From d7d0574378196d349ee2f9c4ea4ff50318a15534 Mon Sep 17 00:00:00 2001
From: Bar David <bardavvid@gmail.com>
Date: Wed, 27 Apr 2022 09:44:12 +0300
Subject: [PATCH] adding some roadmap to dedupe

Signed-off-by: Bar David <bardavvid@gmail.com>
---
 DEDUPE-TODO | 19 +++++++++++++++++++
 1 file changed, 19 insertions(+)

diff --git a/DEDUPE-TODO b/DEDUPE-TODO
index 4b0bfd1d62..29b940b5b9 100644
--- a/DEDUPE-TODO
+++ b/DEDUPE-TODO
@@ -14,3 +14,22 @@
   The storage subsystem usually identifies the similar buffers using
   locality-sensitive hashing or other methods.
 
+- Varying compression ratios on a single job
+  We could accept a list of 2d tuples in form of
+  [(probability,compression_ratio), ...] such that the compression ratios
+  are generated according to their set probability
+
+- Rework verification with dedupe and compression.
+
+- Reduce memory required to manage to dedupe_working_set.
+  Currently we require to maintain a seed (12-16 bytes) per page in
+  the working set. With large files we waste a lot of memory.

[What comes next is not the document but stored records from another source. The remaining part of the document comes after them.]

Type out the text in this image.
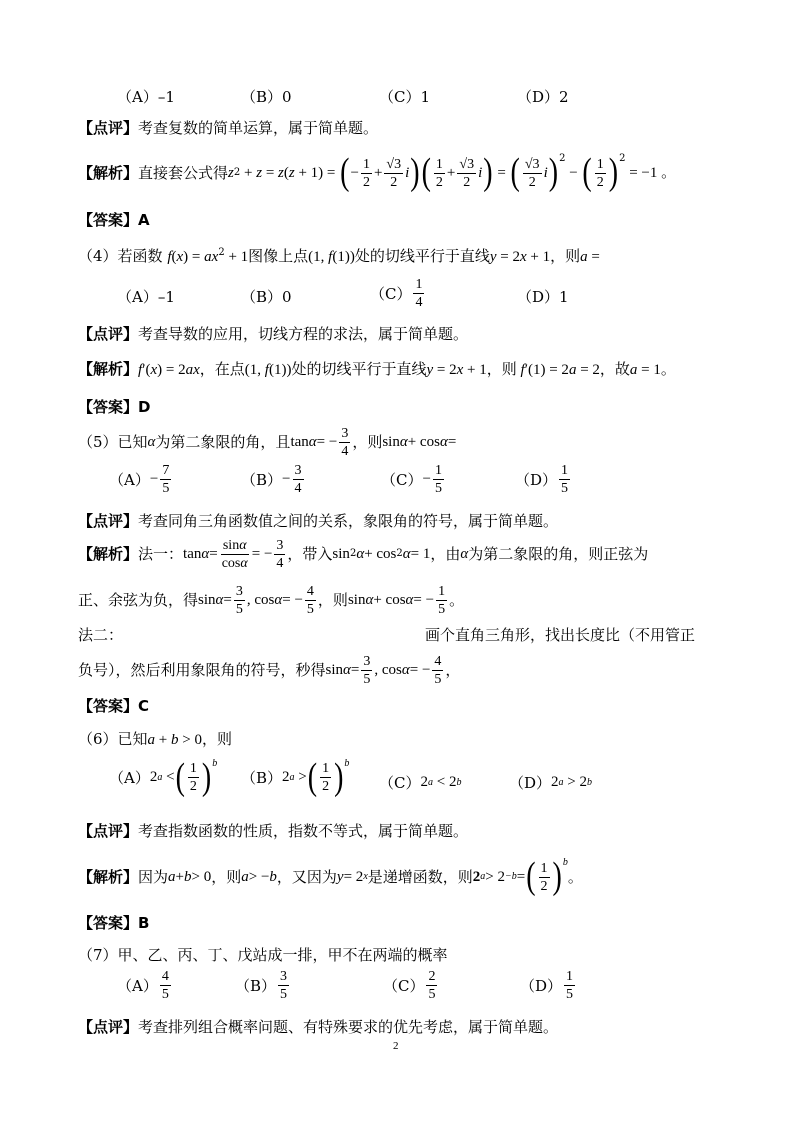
（A）–1	（B）0	（C）1	（D）2
【点评】考查复数的简单运算，属于简单题。
【解析】 直接套公式得 z 2 + z = z ( z + 1) = ( − $\frac{1}{2} + \frac{√3}{2}$ i ) ( $\frac{1}{2} + \frac{√3}{2}$ i ) = ( $\frac{√3}{2}$ i ) 2
− ( $\frac{1}{2}$ ) 2
= −1 。
【答案】A
（4）若函数 $f(x) = ax^2 + 1$图像上点(1, f(1))处的切线平行于直线y = 2x + 1，则a =
（A）–1	（B）0	$(C) \frac{1}{4}$	（D）1
【点评】考查导数的应用，切线方程的求法，属于简单题。
【解析】f′(x) = 2ax，在点(1, f(1))处的切线平行于直线y = 2x + 1，则 f′(1) = 2a = 2，故a = 1。
【答案】D
（5）已知 α 为第二象限的角，且 tan α = − $\frac{3}{4}$ ，则 sin α + cos α =
$(A) - \frac{7}{5}$	$(B) - \frac{3}{4}$	$(C) - \frac{1}{5}$	$(D) \frac{1}{5}$
【点评】考查同角三角函数值之间的关系，象限角的符号，属于简单题。
【解析】 法一： $\tan \alpha = \frac{\sin\alpha}{\cos\alpha}$ = − $\frac{3}{4}$ ，带入 sin 2 α + cos 2 α = 1 ，由 α 为第二象限的角，则正弦为
正、余弦为负，得 $\sin \alpha = \frac{3}{5}$ , cos α = − $\frac{4}{5}$ ，则 sin α + cos α = − $\frac{1}{5}$ 。
法二：	画个直角三角形，找出长度比（不用管正
负号），然后利用象限角的符号，秒得 $\sin \alpha = \frac{3}{5}$ , cos α = − $\frac{4}{5}$ ，
【答案】C
（6）已知a + b > 0，则
（A） 2 a < ( $\frac{1}{2}$ ) b
（B） 2 a > ( $\frac{1}{2}$ ) b
（C） 2 a < 2 b	（D） 2 a > 2 b
【点评】考查指数函数的性质，指数不等式，属于简单题。
【解析】 因为 a + b > 0 ，则 a > − b ，又因为 y = 2 x 是递增函数，则 2 a > 2 −b = ( $\frac{1}{2}$ ) b
。
【答案】B
（7）甲、乙、丙、丁、戊站成一排，甲不在两端的概率
$(A) \frac{4}{5}$	$(B) \frac{3}{5}$	$(C) \frac{2}{5}$	$(D) \frac{1}{5}$
【点评】考查排列组合概率问题、有特殊要求的优先考虑，属于简单题。
2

+  Either leverage disk space for that, or recalculate the seeds during
+  buffer generation phase
+
+- Dedupe hot spots.
+  Maintain different probabilities within the dedupe_working_set such that when
+  generating dedupe buffers we choose the seeds non uniformly in motivation to
+  simulate real-world use-cases better.
+
+- Add examples of fio jobs utilizing deduplication and/or compression.